On Mon, Aug 11, 2014 at 1:49 PM, Milind <[email protected]> wrote:
> It does look like the lowercase is working.
>
> The following code
>
> Document theDoc = theIndexReader.document(0);
> System.out.println(theDoc.get("sn"));
> IndexableField theField = theDoc.getField("sn");
> TokenStream theTokenStream = theField.tokenStream(theAnalyzer);
> System.out.println(theTokenStream);
>
> produces the following output
> SN345-B21
> LowerCaseFilter@5f70bea5 term=sn345-b21,bytes=[73 6e 33 34 35 2d 62
> 32 31],startOffset=0,endOffset=9
>
> But the search does not work. Anything obvious popping out for anyone?
>
>
> On Sat, Aug 9, 2014 at 4:39 PM, Milind <[email protected]> wrote:
>
>> I looked at a couple of examples on how to get keyword analyzer to be
>> case insensitive but I think I missed something since it's not working for
>> me.
>>
>> In the code below, I'm indexing text in upper case and searching in lower
>> case. But I get back no hits.
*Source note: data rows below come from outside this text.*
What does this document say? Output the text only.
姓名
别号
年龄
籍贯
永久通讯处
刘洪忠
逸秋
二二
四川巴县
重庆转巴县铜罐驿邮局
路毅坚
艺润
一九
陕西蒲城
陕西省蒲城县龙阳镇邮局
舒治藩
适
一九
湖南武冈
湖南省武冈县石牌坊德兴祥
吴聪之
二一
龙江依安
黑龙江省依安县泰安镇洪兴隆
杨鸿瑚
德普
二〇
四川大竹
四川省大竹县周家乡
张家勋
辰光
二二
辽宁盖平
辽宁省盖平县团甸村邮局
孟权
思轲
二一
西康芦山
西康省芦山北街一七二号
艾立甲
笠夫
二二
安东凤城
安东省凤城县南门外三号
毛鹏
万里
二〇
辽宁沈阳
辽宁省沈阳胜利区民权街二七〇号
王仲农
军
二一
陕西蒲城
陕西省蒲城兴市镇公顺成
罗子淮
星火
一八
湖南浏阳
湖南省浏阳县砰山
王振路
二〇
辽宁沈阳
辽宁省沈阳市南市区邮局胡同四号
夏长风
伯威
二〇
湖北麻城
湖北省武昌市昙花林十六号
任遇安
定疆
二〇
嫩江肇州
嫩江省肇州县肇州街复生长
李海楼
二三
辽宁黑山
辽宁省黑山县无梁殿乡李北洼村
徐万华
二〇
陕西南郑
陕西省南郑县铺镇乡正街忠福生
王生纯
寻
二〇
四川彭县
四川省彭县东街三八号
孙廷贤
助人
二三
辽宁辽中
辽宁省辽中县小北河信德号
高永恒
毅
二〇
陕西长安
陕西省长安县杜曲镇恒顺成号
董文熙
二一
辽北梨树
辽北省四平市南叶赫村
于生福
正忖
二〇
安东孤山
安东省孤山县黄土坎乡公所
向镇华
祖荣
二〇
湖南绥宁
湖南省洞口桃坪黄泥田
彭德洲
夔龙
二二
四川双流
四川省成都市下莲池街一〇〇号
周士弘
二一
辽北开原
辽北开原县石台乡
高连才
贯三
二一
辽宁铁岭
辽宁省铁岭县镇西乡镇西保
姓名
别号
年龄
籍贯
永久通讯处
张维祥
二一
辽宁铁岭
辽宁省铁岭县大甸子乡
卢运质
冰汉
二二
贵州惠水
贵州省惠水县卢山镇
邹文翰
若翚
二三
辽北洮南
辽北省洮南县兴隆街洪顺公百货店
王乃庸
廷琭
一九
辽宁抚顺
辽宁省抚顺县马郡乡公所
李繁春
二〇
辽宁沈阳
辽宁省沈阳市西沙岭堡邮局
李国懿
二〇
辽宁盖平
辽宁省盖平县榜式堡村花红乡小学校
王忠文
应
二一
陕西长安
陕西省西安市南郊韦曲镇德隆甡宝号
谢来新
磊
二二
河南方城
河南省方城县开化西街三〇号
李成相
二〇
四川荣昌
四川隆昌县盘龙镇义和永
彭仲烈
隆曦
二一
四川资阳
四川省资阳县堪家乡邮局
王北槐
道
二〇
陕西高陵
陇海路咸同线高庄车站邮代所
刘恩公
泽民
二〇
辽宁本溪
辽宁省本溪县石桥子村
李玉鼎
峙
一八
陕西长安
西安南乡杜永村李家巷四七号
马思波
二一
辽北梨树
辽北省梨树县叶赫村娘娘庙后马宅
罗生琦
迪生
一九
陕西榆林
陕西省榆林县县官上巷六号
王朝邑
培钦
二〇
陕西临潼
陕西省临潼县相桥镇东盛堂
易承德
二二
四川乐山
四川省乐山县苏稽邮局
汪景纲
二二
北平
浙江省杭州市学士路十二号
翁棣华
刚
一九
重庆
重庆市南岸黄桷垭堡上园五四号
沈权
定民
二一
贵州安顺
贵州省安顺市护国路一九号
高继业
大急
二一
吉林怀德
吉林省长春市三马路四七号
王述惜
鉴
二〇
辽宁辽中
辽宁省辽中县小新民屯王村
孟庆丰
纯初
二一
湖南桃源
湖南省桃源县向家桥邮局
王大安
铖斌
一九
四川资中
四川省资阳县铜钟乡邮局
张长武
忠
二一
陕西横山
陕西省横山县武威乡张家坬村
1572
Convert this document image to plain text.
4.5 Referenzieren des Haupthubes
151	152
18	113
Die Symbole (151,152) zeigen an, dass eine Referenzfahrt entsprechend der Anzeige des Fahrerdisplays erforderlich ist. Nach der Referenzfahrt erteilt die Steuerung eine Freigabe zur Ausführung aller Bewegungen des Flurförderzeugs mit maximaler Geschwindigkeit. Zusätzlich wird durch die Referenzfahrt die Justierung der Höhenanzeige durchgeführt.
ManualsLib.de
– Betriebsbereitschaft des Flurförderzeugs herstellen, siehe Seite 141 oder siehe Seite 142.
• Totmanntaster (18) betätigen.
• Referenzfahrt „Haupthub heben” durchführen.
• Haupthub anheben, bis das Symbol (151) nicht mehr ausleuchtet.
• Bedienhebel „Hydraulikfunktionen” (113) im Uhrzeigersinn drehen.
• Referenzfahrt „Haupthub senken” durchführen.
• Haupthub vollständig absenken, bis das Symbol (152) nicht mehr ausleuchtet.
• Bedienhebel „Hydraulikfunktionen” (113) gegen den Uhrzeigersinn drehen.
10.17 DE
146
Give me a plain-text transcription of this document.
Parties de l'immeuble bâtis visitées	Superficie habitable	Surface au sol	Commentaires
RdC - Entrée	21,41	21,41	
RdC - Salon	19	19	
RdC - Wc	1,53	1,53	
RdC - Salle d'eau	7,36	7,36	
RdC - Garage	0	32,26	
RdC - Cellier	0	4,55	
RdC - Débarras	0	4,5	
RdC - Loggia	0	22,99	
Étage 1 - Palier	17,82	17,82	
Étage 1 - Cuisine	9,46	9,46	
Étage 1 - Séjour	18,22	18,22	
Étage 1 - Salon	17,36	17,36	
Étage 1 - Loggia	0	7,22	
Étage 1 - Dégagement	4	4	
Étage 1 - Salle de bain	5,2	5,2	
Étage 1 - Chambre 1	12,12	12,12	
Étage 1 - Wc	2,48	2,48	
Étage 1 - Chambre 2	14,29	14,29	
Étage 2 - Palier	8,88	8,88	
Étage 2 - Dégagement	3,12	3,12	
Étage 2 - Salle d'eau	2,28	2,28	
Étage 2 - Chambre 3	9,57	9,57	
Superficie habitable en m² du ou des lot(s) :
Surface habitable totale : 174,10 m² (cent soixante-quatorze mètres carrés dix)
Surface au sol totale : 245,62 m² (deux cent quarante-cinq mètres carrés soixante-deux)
Do I need to something more while
>> indexing?
>>
>> private static class LowerCaseKeywordAnalyzer extends Analyzer
>> {
>> @Override
>> protected TokenStreamComponents createComponents(String
>> theFieldName, Reader theReader)
>> {
>> KeywordTokenizer theTokenizer = new
>> KeywordTokenizer(theReader);
>> TokenStreamComponents theTokenStreamComponents =
>> new TokenStreamComponents(
>> theTokenizer,
>> new LowerCaseFilter(Version.LUCENE_46,
>> theTokenizer));
>> return theTokenStreamComponents;
>> }
>> }
>>
>> private static void addDocment(IndexWriter theWriter,
>> String theFieldName,
>> String theValue,
>> boolean storeTokenized)
>> throws Exception
>> {
>> Document theDocument = new Document();
>> FieldType theFieldType = new FieldType();
>> theFieldType.setStored(true);
>> theFieldType.setIndexed(true);
>> theFieldType.setTokenized(storeTokenized);
>> theDocument.add(new Field(theFieldName, theValue,
>> theFieldType));
>> theWriter.addDocument(theDocument);
>> }
>>
>>
>> static void testLowerCaseKeywordAnalyzer()
>> throws Exception
>> {
>> Version theVersion = Version.LUCENE_46;
>> Directory theIndex = new RAMDirectory();
>>
>> Analyzer theAnalyzer = new LowerCaseKeywordAnalyzer();
>>
>> IndexWriterConfig theConfig = new IndexWriterConfig(theVersion,
>> theAnalyzer);
>> IndexWriter theWriter = new IndexWriter(theIndex, theConfig);
>> addDocment(theWriter, "sn", "SN345-B21", false);
>> addDocment(theWriter, "sn", "SN445-B21", false);
>> theWriter.close();
>>
>> QueryParser theParser = new QueryParser(theVersion, "sn",
>> theAnalyzer);
>> Query theQuery = theParser.parse("sn:sn345-b21");
>> IndexReader theIndexReader = DirectoryReader.open(theIndex);
>> IndexSearcher theSearcher = new IndexSearcher(theIndexReader);
>> TopScoreDocCollector theCollector =
>> TopScoreDocCollector.create(10, true);
>> theSearcher.search(theQuery, theCollector);
>> ScoreDoc[] theHits = theCollector.topDocs().scoreDocs;
>> System.out.println("Number of results found: " + theHits.length);
>> }
>>
>> --
>> Regards
>> Milind
>>
>
>
>
> --
> Regards
> Milind
>
--
Regards
Milind